Search code examples
pythonmachine-learningscikit-learnsvmauc

AUC-ROC for a none ranking Classifier such as OSVM


Im currently working with auc-roc curves , and lets say that I have a none ranking Classifier such as a one class SVM where the predictions are either 0 and 1 and the predictions are not converted to probabilities or scores easily , if I do not want to plot the AUC-ROC instead I would only like to calculate the AUC to use it to see how well my model is doing , can I still do that ? would it still be called or as an AUC especially that there are two thresholds that can be used (0 , 1 ) ? if it is would it be as good as calculating the AUC with ranking scores

now lets say that I have decided to plot the AUC-ROC using the labels created by the SVM (0,1) , it would look like the the bellow picture I enter image description here

would it still be considered as and AUC-curve?

thanks you very much for all your help and support

Note : I have read the below questions and I did not find an answer : https://www.researchgate.net/post/How_can_I_plot_determine_ROC_AUC_for_SVM https://stats.stackexchange.com/questions/37795/roc-curve-for-discrete-classifiers-like-svm-why-do-we-still-call-it-a-curve


Solution

  • The standard ROC curve requires varying the probability or score threshold of your classifier, and obtaining the corresponding graph of the ordered pairs of (true positive rate, false positive rate) for each varied threshold value.

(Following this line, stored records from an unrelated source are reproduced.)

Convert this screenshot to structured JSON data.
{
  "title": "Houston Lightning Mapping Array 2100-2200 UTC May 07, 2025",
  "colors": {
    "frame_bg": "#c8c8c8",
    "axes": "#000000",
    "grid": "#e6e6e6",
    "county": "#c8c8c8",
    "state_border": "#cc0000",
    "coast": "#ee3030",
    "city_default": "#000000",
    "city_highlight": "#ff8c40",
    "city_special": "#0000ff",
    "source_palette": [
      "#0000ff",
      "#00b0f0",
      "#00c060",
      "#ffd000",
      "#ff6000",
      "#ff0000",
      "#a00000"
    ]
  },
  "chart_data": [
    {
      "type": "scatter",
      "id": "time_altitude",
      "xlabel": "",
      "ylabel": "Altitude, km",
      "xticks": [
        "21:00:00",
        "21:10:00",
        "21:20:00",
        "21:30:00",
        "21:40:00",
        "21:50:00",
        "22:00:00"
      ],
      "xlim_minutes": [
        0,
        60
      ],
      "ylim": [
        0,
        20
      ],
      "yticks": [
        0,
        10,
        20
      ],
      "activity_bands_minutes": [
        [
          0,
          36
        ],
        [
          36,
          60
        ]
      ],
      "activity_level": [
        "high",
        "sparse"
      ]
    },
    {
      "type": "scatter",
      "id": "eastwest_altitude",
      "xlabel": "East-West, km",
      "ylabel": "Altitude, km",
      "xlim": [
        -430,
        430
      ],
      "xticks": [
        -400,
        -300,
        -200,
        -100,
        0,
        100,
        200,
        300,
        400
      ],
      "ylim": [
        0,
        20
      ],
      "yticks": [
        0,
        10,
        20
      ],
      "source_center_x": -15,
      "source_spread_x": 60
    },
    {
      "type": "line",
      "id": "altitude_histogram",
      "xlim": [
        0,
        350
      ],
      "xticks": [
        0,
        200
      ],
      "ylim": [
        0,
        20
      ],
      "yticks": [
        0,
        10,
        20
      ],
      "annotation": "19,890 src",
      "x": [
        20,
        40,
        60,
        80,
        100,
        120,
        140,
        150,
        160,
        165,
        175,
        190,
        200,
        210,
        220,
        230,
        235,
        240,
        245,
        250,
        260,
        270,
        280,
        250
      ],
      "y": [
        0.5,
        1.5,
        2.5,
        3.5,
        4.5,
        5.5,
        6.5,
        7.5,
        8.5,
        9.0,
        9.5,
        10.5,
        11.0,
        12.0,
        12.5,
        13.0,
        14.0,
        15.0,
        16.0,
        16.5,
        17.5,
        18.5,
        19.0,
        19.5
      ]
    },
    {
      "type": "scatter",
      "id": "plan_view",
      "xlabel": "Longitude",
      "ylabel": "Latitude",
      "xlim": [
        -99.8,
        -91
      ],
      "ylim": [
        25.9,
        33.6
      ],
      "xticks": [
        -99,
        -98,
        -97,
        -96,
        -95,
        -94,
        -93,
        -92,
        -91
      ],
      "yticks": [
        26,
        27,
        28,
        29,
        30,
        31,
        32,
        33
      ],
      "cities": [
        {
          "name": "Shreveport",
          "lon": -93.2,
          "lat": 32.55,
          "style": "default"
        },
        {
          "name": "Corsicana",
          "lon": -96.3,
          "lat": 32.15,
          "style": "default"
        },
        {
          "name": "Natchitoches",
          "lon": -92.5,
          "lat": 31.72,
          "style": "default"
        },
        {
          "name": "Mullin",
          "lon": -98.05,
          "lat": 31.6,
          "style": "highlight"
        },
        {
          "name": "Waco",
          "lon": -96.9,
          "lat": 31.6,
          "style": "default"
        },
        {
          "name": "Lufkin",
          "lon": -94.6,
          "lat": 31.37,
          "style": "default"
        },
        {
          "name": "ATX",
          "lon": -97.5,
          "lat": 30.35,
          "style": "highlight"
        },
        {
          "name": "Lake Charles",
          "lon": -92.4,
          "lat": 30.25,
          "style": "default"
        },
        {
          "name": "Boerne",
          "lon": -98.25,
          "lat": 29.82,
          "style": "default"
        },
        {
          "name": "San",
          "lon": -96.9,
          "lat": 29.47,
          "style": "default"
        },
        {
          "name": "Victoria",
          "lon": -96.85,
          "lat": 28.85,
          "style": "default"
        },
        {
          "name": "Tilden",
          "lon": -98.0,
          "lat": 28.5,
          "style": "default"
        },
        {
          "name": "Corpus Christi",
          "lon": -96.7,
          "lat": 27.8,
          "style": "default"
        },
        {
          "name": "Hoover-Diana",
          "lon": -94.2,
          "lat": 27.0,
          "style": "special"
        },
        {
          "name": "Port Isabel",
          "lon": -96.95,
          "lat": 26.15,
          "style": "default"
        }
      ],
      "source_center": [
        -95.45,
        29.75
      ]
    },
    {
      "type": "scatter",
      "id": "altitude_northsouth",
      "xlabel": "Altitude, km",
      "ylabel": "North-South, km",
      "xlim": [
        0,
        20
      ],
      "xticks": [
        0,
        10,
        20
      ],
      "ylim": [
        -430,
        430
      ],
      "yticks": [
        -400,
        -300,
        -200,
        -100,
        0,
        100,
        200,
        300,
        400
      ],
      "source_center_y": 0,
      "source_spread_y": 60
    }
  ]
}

    Since the One-Class SVM is defined in such a way that it does not produce probability results or scores as part of its output (this is specifically different than standard SVM classifiers), it means that a ROC curve is inapplicable unless you create your own version of a score as discussed below.

    Furthermore, the training for a One-Class SVM is specifically hugely imbalanced, because the training data is solely a set of "positive" examples, e.g. observations that come from the distribution in question. ROC curves would suffer greatly from large class imbalance anyway, so the ROC curve could be misleading in the sense that the classification score for a small number of outliers would be hugely more important than the score for a bunch of non-outliers at the heart of the observed distribution's highest density areas. So avoiding ROC for this type of model, even if you create your own scores, is advisable.

    You are correct to choose precision vs. recall as a better metric, but in the plot you show in your question, you are still overlaying a plot on top of true positive rate and false positive rate along the axes, while the AUC-pr (precision recall AUC score) looks like it is just a single point padded with 0 for the false positive rate (e.g. it is purely a bug in your code for plotting).

    In order to get an actual precision recall curve, you need some way of associating a score to the outlier decision. One suggestion is to use the decision_function attribute of the fitted OneClassSVM object after training.

    If you compute the maximum of decision_function(x) over all input values x, call this MAX, then one way of associating a score is to treat the score for the prediction on some data y as score = MAX - decision_function(y).

    This assumes you have the labels set up in such a way that large value of decision_function(x) means x is not an outlier, so it does have the label of the positive class used for training. You could take the reciprocal or use other transformations if you set up your problem with reverse labels (meaning, whether you set the OneClassSVM to predict '1' for an outlier or '1' for an inlier, even though the training data consists only of one class).

    Then, in the documentation of average_precision_score you can see that the input y_score can be a non-thresholded measure, like from decision_function. You could also tinker with this, perhaps taking log of that score, etc., if you have any domain knowledge about it that gives you a reason to think to try it.

    Once you have these manually created scores, you can pass them in for any of the precision / recall functions that need to vary the threshold. It's not perfect, but at least gives you a sense of how well the decision boundary is used for the classification.